いつも、夜勤が明けると、三ノ宮から新快速に乗って加古川まで行き、そこで普通電車に乗り換える。時々、眠りこけて姫路まで行ってしまうこともあるが、今朝は順調に加古川で待機していた普通電車に乗り込み、がらんとした車内を見渡すと、網棚の上に大きな黒いカバンが置かれている。その真下の2人掛け席はもちろん、周囲にも全く乗客の姿は見当たらない。
出発まで時間があったので、私は電車を降りて、最後尾付近のホームに立っていた車掌さんにジェスチャーで異常を知らせながら小走りに近寄ると、その女性の車掌さんも『何事か?』とこちらへ走ってきてくれた。
事情を説明しながら、一緒に黒いカバンのところまで来ると、車掌さんは「あっ、忘れ物ですね。この電車は網干まで行ってしまうのですが、もう時間がないので車内で預かります」と言い、黒いカバンを抱えてホームに降り、最後尾の車掌室の方へ走って行った。
車掌さんは終始笑顔で対応し、そこには、何の危機意識も感じられなかったけれど、3年前、イスタンブールの電車の車内で同様に荷物が置き去られていたら大変なことになっていただろう。おそらく、私もホームへ降りる前に、他の乗客たちへ退避するように呼びかけ、辺りは騒然となっていたに違いない。
私がイスタンブールを離れて以来、この3年の間に爆弾テロのニュースは聞いていないものの、人々にはテロが相次いだ4~5年前の記憶が鮮明に残っているだろうから、今でも同じような対応を取るような気がする。その車両はもちろん、全車両の乗客が退避させられた上で、物々しい姿の爆発物処理班がやって来るのだと思う。
まったく日本は長閑であると気が抜けてしまった。あの大きなカバンを忘れて行く人も随分間が抜けている。しかし、日本でも1960年代には、何度か連続して網棚に爆発物が置き去られる事件があった。当時、7~8歳だった私は網棚に置かれた荷物を見ると、とても恐ろしい気持ちになったものだ
あの頃は、周囲の大人たちも不審な荷物には、やはり神経をとがらせていただろう。「ファーストフードの店で、席を確保するためにカバンが置けるのは日本だけ」なんて話を良く聞くけれど、当時はちょっと様相が違っていたかもしれない。
また、「席確保の置きカバンが出来るのは日本だけ」という話は、「イタリアなら直ぐに盗られてしまう。

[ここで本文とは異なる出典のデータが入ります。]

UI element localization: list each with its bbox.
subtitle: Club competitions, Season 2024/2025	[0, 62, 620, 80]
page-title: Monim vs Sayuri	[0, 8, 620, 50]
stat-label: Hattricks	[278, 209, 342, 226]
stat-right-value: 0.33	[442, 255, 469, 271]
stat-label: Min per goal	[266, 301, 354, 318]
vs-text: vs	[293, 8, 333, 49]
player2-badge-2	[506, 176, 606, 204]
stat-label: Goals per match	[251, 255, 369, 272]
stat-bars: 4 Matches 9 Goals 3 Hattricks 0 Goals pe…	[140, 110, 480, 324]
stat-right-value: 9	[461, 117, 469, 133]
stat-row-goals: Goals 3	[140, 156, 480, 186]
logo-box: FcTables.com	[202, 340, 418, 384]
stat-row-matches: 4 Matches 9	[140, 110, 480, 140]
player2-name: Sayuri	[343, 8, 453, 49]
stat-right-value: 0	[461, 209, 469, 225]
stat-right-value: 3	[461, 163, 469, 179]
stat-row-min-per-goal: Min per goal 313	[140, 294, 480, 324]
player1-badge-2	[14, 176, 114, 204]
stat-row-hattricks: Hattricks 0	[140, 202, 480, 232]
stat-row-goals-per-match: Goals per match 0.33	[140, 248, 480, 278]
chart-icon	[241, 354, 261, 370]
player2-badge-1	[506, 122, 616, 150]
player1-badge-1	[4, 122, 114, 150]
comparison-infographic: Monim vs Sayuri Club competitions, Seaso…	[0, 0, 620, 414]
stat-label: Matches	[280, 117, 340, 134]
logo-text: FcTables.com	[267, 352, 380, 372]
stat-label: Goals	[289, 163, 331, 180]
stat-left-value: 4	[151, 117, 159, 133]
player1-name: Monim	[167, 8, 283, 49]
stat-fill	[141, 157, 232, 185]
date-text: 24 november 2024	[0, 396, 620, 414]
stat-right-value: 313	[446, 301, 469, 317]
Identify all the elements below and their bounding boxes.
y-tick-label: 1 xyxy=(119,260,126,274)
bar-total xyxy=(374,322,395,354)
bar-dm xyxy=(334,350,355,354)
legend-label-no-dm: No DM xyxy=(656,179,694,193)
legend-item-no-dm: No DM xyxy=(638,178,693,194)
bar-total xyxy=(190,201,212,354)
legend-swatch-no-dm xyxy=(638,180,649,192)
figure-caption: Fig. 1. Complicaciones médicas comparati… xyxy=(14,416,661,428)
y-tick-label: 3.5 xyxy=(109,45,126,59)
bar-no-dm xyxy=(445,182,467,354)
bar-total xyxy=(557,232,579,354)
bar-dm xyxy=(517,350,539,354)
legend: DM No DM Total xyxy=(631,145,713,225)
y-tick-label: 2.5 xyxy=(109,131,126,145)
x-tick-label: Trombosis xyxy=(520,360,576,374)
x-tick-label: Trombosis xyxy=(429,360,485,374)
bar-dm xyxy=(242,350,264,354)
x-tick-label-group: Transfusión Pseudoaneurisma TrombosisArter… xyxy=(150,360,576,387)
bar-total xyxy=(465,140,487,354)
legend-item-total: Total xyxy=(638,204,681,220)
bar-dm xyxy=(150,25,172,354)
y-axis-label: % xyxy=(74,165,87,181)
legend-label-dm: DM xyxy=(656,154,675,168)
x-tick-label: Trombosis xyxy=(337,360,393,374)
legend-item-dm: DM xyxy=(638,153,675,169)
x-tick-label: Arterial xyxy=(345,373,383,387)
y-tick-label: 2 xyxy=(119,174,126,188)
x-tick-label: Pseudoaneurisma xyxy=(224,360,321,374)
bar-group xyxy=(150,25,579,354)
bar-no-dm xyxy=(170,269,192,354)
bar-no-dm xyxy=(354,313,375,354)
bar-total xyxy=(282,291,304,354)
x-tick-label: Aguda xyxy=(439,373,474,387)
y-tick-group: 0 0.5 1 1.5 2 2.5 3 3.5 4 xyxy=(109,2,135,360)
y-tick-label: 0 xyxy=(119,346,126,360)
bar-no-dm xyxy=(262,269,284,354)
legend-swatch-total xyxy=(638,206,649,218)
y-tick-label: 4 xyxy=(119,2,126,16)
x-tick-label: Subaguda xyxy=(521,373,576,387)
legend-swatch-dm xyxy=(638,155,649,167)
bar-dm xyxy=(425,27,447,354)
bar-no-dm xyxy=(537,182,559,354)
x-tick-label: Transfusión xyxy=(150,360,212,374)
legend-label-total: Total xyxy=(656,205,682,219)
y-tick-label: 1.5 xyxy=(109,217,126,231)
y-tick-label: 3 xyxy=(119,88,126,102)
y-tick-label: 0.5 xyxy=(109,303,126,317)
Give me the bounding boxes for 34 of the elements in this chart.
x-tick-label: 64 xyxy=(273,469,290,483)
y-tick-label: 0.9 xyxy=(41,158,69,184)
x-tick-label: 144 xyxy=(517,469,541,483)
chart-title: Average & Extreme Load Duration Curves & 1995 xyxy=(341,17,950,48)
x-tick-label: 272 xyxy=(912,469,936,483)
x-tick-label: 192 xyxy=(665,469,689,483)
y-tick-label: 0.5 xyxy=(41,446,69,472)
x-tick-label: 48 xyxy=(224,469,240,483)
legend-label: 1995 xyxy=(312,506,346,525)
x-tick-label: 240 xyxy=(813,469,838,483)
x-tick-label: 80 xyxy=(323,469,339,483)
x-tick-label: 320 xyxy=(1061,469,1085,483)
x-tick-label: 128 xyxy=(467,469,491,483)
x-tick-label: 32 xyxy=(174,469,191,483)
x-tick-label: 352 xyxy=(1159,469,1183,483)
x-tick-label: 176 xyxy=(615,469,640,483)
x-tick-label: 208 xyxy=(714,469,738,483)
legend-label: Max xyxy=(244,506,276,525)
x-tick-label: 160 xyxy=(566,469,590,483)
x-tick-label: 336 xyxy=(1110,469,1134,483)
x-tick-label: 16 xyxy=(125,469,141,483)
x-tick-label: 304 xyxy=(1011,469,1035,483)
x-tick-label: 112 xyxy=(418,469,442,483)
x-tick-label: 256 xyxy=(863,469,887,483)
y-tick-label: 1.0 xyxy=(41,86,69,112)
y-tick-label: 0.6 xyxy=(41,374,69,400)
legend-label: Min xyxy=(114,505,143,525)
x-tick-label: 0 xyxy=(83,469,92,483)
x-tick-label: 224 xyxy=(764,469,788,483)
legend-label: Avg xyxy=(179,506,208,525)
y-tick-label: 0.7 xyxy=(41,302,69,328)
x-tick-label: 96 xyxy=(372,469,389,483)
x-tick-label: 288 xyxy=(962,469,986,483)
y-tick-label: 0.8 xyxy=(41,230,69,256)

アメリカなら直ぐに爆弾と通報されてしまう」と説明されていたが、以前はトルコでも「置きカバン」は当たり前に行われていた。私もイスタンブールでファーストフードの店に入ると、まずカバンを置いて席を確保してから、レジに並んでいた。
しかし、この5年ぐらいの間、やはりテロの影響で「置きカバン」は難しくなっているだろう。それでも、周囲の人たちから見える範囲でレジに並んでいれば、そう直ぐには通報されたりしないような気もする。人々が気軽に干渉し合うトルコでは、「このカバン、誰の?」~「そこに並んでいる人のだよ」~「あっ、それ私のです」といったやり取りが簡単に成り立ってしまうのではないかと思う。